Est-ce à dire que Frank Herbert annonce en 1963 les dérives de l’islamisme radical ? On peut raisonnablement douter d’une telle intention, d’abord parce que, dans Dune, les croyances religieuses sont pour la plupart implantées sciemment par le Bene Gesserit dans l’esprit des populations pour servir un but précis comme l’avènement du Kwisatz Haderach, ou sauveur du monde ; d’autre part, parce que le Jihad de Paul-Muad’Dib s’apparente davantage à une nécessité de chamboulement du vieux et corrompu système impérial sédimenté par le temps, autrement dit à une aspiration vitale au changement, comme si l’extraordinaire puissance de la mystique avait seule la capacité de renverser les structures qu’on croyait inébranlables.
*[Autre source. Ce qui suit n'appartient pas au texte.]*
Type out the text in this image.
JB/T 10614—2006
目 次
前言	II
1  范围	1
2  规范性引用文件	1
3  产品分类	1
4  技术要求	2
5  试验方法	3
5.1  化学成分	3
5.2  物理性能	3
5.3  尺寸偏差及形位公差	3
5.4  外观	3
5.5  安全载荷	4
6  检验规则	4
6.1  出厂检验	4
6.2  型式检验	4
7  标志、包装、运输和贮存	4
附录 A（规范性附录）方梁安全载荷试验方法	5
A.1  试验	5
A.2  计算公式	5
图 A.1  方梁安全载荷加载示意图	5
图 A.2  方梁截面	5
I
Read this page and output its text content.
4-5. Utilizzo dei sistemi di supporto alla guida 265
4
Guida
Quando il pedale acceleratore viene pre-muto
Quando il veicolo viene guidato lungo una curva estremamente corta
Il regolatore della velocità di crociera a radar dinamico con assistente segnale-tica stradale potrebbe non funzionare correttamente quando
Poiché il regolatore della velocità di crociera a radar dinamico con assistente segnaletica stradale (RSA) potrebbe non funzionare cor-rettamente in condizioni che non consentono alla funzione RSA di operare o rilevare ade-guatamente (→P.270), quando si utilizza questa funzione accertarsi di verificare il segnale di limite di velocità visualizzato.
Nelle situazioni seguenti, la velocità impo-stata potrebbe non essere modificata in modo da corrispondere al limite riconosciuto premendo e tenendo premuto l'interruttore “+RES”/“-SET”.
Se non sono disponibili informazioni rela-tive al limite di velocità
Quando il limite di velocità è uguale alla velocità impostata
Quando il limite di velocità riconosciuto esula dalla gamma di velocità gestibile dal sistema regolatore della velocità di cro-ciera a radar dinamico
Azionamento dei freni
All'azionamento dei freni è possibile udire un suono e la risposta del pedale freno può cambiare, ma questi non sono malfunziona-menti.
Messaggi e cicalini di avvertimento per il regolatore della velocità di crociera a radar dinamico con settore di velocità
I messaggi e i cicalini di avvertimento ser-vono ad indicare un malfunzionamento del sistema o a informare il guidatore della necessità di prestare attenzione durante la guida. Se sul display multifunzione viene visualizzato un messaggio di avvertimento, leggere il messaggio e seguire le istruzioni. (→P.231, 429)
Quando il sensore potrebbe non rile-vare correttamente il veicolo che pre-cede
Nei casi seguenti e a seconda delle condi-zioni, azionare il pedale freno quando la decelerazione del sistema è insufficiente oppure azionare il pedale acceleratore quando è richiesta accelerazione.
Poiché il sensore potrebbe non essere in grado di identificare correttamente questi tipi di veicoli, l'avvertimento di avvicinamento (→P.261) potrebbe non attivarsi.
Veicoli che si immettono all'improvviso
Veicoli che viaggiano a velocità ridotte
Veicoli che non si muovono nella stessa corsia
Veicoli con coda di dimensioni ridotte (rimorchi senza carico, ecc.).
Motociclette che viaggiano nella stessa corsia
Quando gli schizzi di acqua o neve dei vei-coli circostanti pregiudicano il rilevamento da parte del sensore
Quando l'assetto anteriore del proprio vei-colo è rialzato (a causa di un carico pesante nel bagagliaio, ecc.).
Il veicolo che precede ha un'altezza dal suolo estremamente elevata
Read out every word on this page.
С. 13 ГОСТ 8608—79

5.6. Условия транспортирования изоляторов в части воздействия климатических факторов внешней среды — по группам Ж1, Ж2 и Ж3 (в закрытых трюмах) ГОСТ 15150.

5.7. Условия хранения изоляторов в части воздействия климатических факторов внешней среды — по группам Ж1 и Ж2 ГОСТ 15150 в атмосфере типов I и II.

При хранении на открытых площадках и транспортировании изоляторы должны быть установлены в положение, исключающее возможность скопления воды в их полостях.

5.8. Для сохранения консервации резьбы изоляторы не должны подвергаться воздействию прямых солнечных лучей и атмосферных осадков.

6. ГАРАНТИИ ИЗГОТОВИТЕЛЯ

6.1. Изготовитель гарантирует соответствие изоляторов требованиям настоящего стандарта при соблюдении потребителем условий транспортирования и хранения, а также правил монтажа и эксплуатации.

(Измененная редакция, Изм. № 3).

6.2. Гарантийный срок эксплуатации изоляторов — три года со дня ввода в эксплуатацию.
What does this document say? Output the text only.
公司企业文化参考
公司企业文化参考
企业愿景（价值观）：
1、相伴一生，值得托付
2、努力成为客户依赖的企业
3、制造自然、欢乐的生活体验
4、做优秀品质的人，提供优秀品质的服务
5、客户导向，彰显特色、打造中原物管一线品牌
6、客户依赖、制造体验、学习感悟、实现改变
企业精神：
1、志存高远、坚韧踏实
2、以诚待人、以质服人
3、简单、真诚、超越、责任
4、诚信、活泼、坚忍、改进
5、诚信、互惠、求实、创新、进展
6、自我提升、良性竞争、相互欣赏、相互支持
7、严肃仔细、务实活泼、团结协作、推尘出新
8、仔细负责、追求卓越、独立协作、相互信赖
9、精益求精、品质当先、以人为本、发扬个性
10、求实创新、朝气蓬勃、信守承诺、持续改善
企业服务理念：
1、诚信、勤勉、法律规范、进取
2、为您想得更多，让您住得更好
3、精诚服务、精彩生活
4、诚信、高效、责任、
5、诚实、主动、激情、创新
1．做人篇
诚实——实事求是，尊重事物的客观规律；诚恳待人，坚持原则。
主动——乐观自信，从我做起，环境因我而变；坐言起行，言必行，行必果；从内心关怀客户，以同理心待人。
Toujours est-il que les références utilisées par Frank Herbert, même si elles n’ont pas vraiment le même sens, résonnent étonnamment avec le monde d’aujourd’hui, autre preuve s’il en était besoin de la pertinence de son œuvre.
L’écologie et la génétique au cœur de l’œuvre
Deux autres aspects de Dune me paraissent également propres à susciter notre intérêt : l’écologie, dont Frank Herbert était l’un des hérauts, et la mise en garde contre la toute-puissance génétique.
La planète de sable, ses écosystèmes et ses conditions de survie sont remarquablement détaillés : l’épice est issue de la symbiose entre les vers géants, dont la capture est l’une des épreuves de Paul et l’un des morceaux de bravoure du roman, et les truites de sable qui les protègent de l’eau.
Les habitants du désert, les Fremen, regroupés par communautés dans des cavernes appelées sietchs, vouent quant à eux un véritable culte à l’eau, un élément si précieux qu’ils récupèrent et filtrent tout écoulement de leur corps, sueur, déchets organiques, à l’aide d’une combinaison spéciale, le distille.
Il existe également sur Arrakis, sujette à de terribles tempêtes de sable qui rendent vaine toute tentative d’en améliorer les conditions d’existence, des pièges à vent et des faucilles à rosée destinées à récupérer les gouttelettes déposées par l’aube. Ce monde a priori hostile abrite donc une vie intense pour peu que l’on respecte ses équilibres, lesquels ont été menacés par la vision brutale du Baron Harkonnen avant son remplacement par le Duc Leto.
Le texte de Frank Herbert s’avère pour le coup étonnamment prophétique : il nous invite à porter sur l’eau, source de vie convoitée et menacée, et sur les équilibres planétaires un regard attentif, respectueux, presque sacré.
Le contrôle génétique, quant à lui, est symbolisé par le Bene Gesserit. Exclusivement constitué de femmes et dirigé par les Révérendes Mères, cet ordre secret et mystique utilise un programme génétique millénaire en vue de l’avènement d’un être suprême, le Kwisatz Haderach.
La désobéissance de Dame Jessica, refusant, par amour pour le Duc Leto, de donner naissance à une fille pour engendrer un garçon, bouleversera le plan de ses sœurs et aboutira à l’avènement d’un messie imprévu. La transgression de Jessica apparaît bel et bien comme la part de hasard, qui, semble nous dire Frank Herbert, rend dérisoire, inutile, toute tentation d’eugénisme.
Les voix du Bene Gesserit retentissent comme des alarmes pour notre époque où, avec l’émergence de l’intelligence artificielle, pointe la menace de plus en plus pressante du contrôle total des corps et des esprits. Il existe bien d’autres raisons de lire Dune aujourd’hui.
Une seule, finalement, résume peut-être toutes les autres : l’incroyable fascination exercée par cet univers dont la fabuleuse richesse vous donne l’impression d’avoir découvert une mine d’or enfouie dans un sietch d’où, à chaque regard, se détache une nouvelle pépite.